Celery: Should map and starmap be renamed?

Created on 24 Feb 2014 · 3Comments · Source: celery/celery

I don't really think these 2 primitives really live up to what it seems they should imply in the context of a "distributed task queue". I understand the reason why someone might want the map and starmap functions since they create a single task, but I don't really get the advantage to them as it would be trivial for the user to write the function to simply support a list of inputs. To me the term "map" here implies something like a map-reduce algorithm which this is definitely not. A chord is effectively a form of map-reduce which really just makes the naming boggling.

I think the naming of chord should stick as it makes enough since, but having map and starmap alludes that there is a map-reduce function IMO.

http://docs.python.org/2/library/multiprocessing.html#using-a-pool-of-workers

Source

budlight

Most helpful comment

group is the distributed map function.

The term map was used long before Google wrote the MapReduce paper, and I don't think anyone is confused by the term when used in haskell or clojure. The functionality is perfectly expressed with the term 'map', and I don't think there are any natural alternatives.

The canvas primitives are also all nouns (signature, group, chord, chain), but map is used as a verb (task.map), not the thing tourists are sometimes seen with.

MapReduce frameworks will also not normally have disconnected map and reduce stages, instead
you have a mapreduce operation that takes a Mapper and a Reducer, where the processed data is streamed into the reducer. In fact, simply having map() and reduce() is not considered to be sufficient for MapReduce.

So a chord is not really a form of map-reduce, it's a distributed version of a barrier, and the name
is directly taken from such a barrier in Cω.

group is not taken from anywhere, but the operation is the same
as what is often called 'parallel map' in the concurrency literature, just in distributed form.
Therefore, map is usually considered to be sequential, not parallel

ask on 6 Nov 2014

👍2

All 3 comments

group is the distributed map function.

The canvas primitives are also all nouns (signature, group, chord, chain), but map is used as a verb (task.map), not the thing tourists are sometimes seen with.

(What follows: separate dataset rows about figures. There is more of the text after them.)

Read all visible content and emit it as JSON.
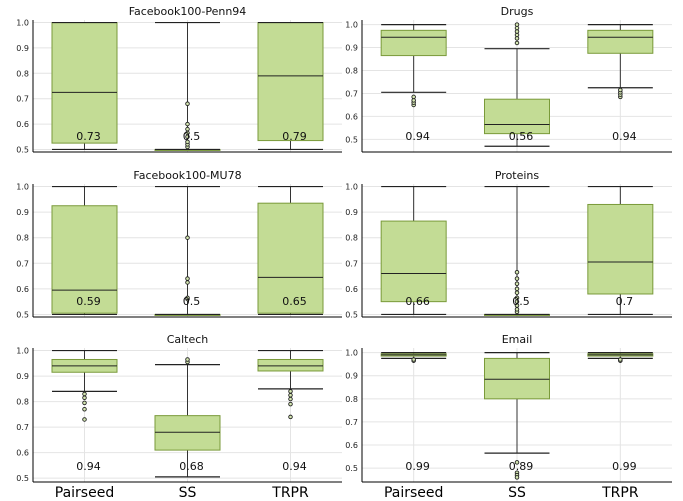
{
  "figure": {
    "box_fill": "#c3dc95",
    "box_stroke": "#7a9a3a",
    "category_labels": [
      "Pairseed",
      "SS",
      "TRPR"
    ]
  },
  "chart_data": [
    {
      "type": "box",
      "title": "Facebook100-Penn94",
      "yticks": [
        "0.5",
        "0.6",
        "0.7",
        "0.8",
        "0.9",
        "1.0"
      ],
      "ylim": [
        0.49,
        1.01
      ],
      "categories": [
        "Pairseed",
        "SS",
        "TRPR"
      ],
      "boxes": [
        {
          "whisker_low": 0.5,
          "q1": 0.525,
          "median": 0.725,
          "q3": 1.0,
          "whisker_high": 1.0,
          "outliers": [],
          "label": "0.73"
        },
        {
          "whisker_low": 0.5,
          "q1": 0.5,
          "median": 0.5,
          "q3": 0.5,
          "whisker_high": 1.0,
          "outliers": [
            0.51,
            0.52,
            0.53,
            0.55,
            0.565,
            0.58,
            0.6,
            0.68
          ],
          "label": "0.5"
        },
        {
          "whisker_low": 0.5,
          "q1": 0.535,
          "median": 0.79,
          "q3": 1.0,
          "whisker_high": 1.0,
          "outliers": [],
          "label": "0.79"
        }
      ]
    },
    {
      "type": "box",
      "title": "Drugs",
      "yticks": [
        "0.5",
        "0.6",
        "0.7",
        "0.8",
        "0.9",
        "1.0"
      ],
      "ylim": [
        0.445,
        1.02
      ],
      "categories": [
        "Pairseed",
        "SS",
        "TRPR"
      ],
      "boxes": [
        {
          "whisker_low": 0.705,
          "q1": 0.865,
          "median": 0.945,
          "q3": 0.975,
          "whisker_high": 1.0,
          "outliers": [
            0.65,
            0.66,
            0.67,
            0.685
          ],
          "label": "0.94"
        },
        {
          "whisker_low": 0.47,
          "q1": 0.525,
          "median": 0.565,
          "q3": 0.675,
          "whisker_high": 0.895,
          "outliers": [
            0.92,
            0.94,
            0.955,
            0.97,
            0.985,
            1.0
          ],
          "label": "0.56"
        },
        {
          "whisker_low": 0.725,
          "q1": 0.875,
          "median": 0.945,
          "q3": 0.975,
          "whisker_high": 1.0,
          "outliers": [
            0.685,
            0.695,
            0.705,
            0.715
          ],
          "label": "0.94"
        }
      ]
    },
    {
      "type": "box",
      "title": "Facebook100-MU78",
      "yticks": [
        "0.5",
        "0.6",
        "0.7",
        "0.8",
        "0.9",
        "1.0"
      ],
      "ylim": [
        0.49,
        1.01
      ],
      "categories": [
        "Pairseed",
        "SS",
        "TRPR"
      ],
      "boxes": [
        {
          "whisker_low": 0.5,
          "q1": 0.505,
          "median": 0.595,
          "q3": 0.925,
          "whisker_high": 1.0,
          "outliers": [],
          "label": "0.59"
        },
        {
          "whisker_low": 0.5,
          "q1": 0.5,
          "median": 0.5,
          "q3": 0.5,
          "whisker_high": 1.0,
          "outliers": [
            0.56,
            0.565,
            0.625,
            0.64,
            0.8
          ],
          "label": "0.5"
        },
        {
          "whisker_low": 0.5,
          "q1": 0.505,
          "median": 0.645,
          "q3": 0.935,
          "whisker_high": 1.0,
          "outliers": [],
          "label": "0.65"
        }
      ]
    },
    {
      "type": "box",
      "title": "Proteins",
      "yticks": [
        "0.5",
        "0.6",
        "0.7",
        "0.8",
        "0.9",
        "1.0"
      ],
      "ylim": [
        0.49,
        1.01
      ],
      "categories": [
        "Pairseed",
        "SS",
        "TRPR"
      ],
      "boxes": [
        {
          "whisker_low": 0.5,
          "q1": 0.55,
          "median": 0.66,
          "q3": 0.865,
          "whisker_high": 1.0,
          "outliers": [],
          "label": "0.66"
        },
        {
          "whisker_low": 0.5,
          "q1": 0.5,
          "median": 0.5,
          "q3": 0.5,
          "whisker_high": 1.0,
          "outliers": [
            0.51,
            0.52,
            0.535,
            0.55,
            0.565,
            0.585,
            0.6,
            0.62,
            0.64,
            0.665
          ],
          "label": "0.5"
        },
        {
          "whisker_low": 0.5,
          "q1": 0.58,
          "median": 0.705,
          "q3": 0.93,
          "whisker_high": 1.0,
          "outliers": [],
          "label": "0.7"
        }
      ]
    },
    {
      "type": "box",
      "title": "Caltech",
      "yticks": [
        "0.5",
        "0.6",
        "0.7",
        "0.8",
        "0.9",
        "1.0"
      ],
      "ylim": [
        0.485,
        1.01
      ],
      "categories": [
        "Pairseed",
        "SS",
        "TRPR"
      ],
      "boxes": [
        {
          "whisker_low": 0.84,
          "q1": 0.915,
          "median": 0.94,
          "q3": 0.965,
          "whisker_high": 1.0,
          "outliers": [
            0.73,
            0.77,
            0.795,
            0.815,
            0.83
          ],
          "label": "0.94"
        },
        {
          "whisker_low": 0.505,
          "q1": 0.61,
          "median": 0.68,
          "q3": 0.745,
          "whisker_high": 0.945,
          "outliers": [
            0.955,
            0.965
          ],
          "label": "0.68"
        },
        {
          "whisker_low": 0.85,
          "q1": 0.92,
          "median": 0.94,
          "q3": 0.965,
          "whisker_high": 1.0,
          "outliers": [
            0.74,
            0.79,
            0.81,
            0.825,
            0.84
          ],
          "label": "0.94"
        }
      ]
    },
    {
      "type": "box",
      "title": "Email",
      "yticks": [
        "0.5",
        "0.6",
        "0.7",
        "0.8",
        "0.9",
        "1.0"
      ],
      "ylim": [
        0.44,
        1.02
      ],
      "categories": [
        "Pairseed",
        "SS",
        "TRPR"
      ],
      "boxes": [
        {
          "whisker_low": 0.975,
          "q1": 0.985,
          "median": 0.99,
          "q3": 0.995,
          "whisker_high": 1.0,
          "outliers": [
            0.965,
            0.97
          ],
          "label": "0.99"
        },
        {
          "whisker_low": 0.565,
          "q1": 0.8,
          "median": 0.885,
          "q3": 0.975,
          "whisker_high": 1.0,
          "outliers": [
            0.525,
            0.48,
            0.47,
            0.46
          ],
          "label": "0.89"
        },
        {
          "whisker_low": 0.975,
          "q1": 0.985,
          "median": 0.99,
          "q3": 0.995,
          "whisker_high": 1.0,
          "outliers": [
            0.965,
            0.97
          ],
          "label": "0.99"
        }
      ]
    }
  ]
}
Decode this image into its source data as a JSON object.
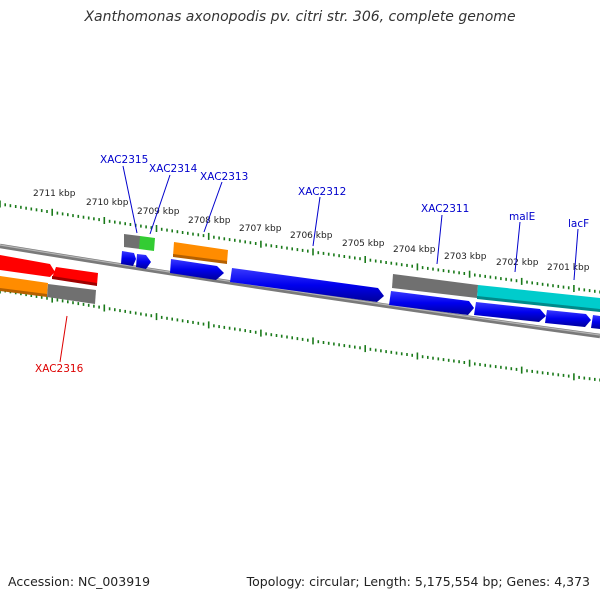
{
  "title": "Xanthomonas axonopodis pv. citri str. 306, complete genome",
  "footer": {
    "accession": "Accession: NC_003919",
    "stats": "Topology: circular; Length: 5,175,554 bp; Genes: 4,373"
  },
  "colors": {
    "ruler": "#1a7a1a",
    "backbone": "#808080",
    "forward_gene": "#0000ee",
    "label_blue": "#0000cc",
    "label_red": "#dd0000",
    "red": "#ff0000",
    "orange": "#ff8c00",
    "gray": "#707070",
    "green": "#33cc33",
    "cyan": "#00cccc"
  },
  "ruler_labels": [
    "2711 kbp",
    "2710 kbp",
    "2709 kbp",
    "2708 kbp",
    "2707 kbp",
    "2706 kbp",
    "2705 kbp",
    "2704 kbp",
    "2703 kbp",
    "2702 kbp",
    "2701 kbp"
  ],
  "gene_labels": [
    {
      "text": "XAC2315",
      "color": "blue"
    },
    {
      "text": "XAC2314",
      "color": "blue"
    },
    {
      "text": "XAC2313",
      "color": "blue"
    },
    {
      "text": "XAC2312",
      "color": "blue"
    },
    {
      "text": "XAC2311",
      "color": "blue"
    },
    {
      "text": "malE",
      "color": "blue"
    },
    {
      "text": "lacF",
      "color": "blue"
    },
    {
      "text": "XAC2316",
      "color": "red"
    }
  ],
  "features": [
    {
      "name": "red-gene",
      "color": "red"
    },
    {
      "name": "orange-gene-left",
      "color": "orange"
    },
    {
      "name": "gray-gene-left",
      "color": "gray"
    },
    {
      "name": "gray-gene-xac2315",
      "color": "gray"
    },
    {
      "name": "green-gene-xac2314",
      "color": "green"
    },
    {
      "name": "orange-gene-xac2313",
      "color": "orange"
    },
    {
      "name": "gray-gene-xac2311",
      "color": "gray"
    },
    {
      "name": "cyan-gene-male",
      "color": "cyan"
    }
  ]
}
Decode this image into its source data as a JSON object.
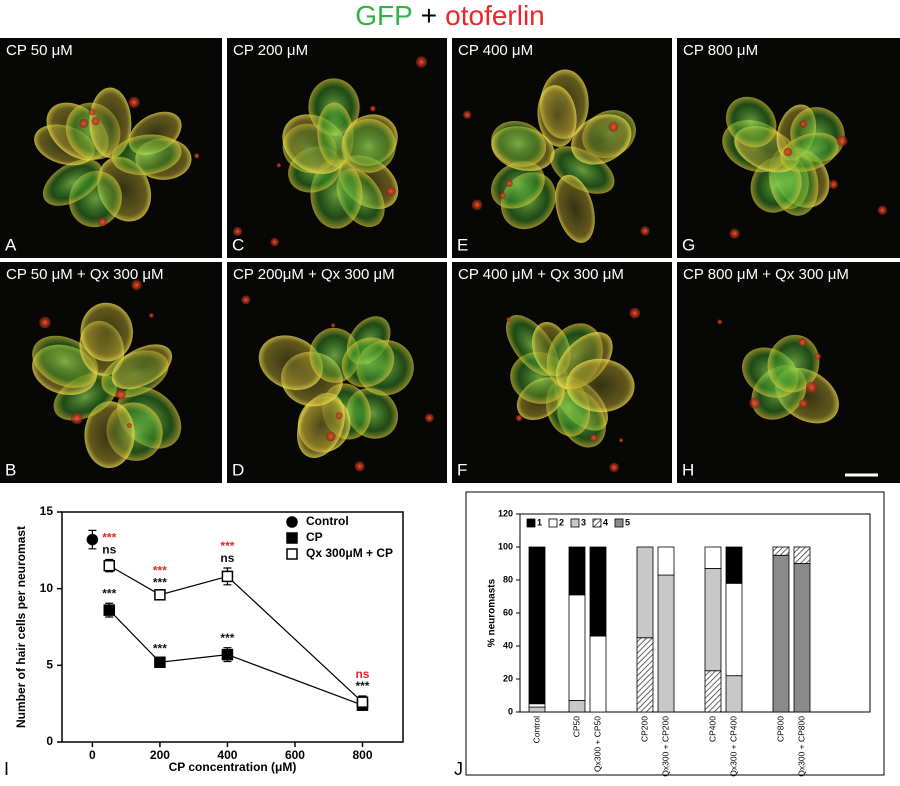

So a chord is not really a form of map-reduce, it's a distributed version of a barrier, and the name
is directly taken from such a barrier in Cω.

ask on 6 Nov 2014

👍2

And they are useful because they let you decrease the granularity of an operation simply by using task.map(list) instead of group(task.s(i) for i in list)

ask on 6 Nov 2014

Except that task.map(list) doesn't allow the tasks to run concurrently. All of the tasks run on the same worker one after another. If this shouldn't be the case I can open up a new issue.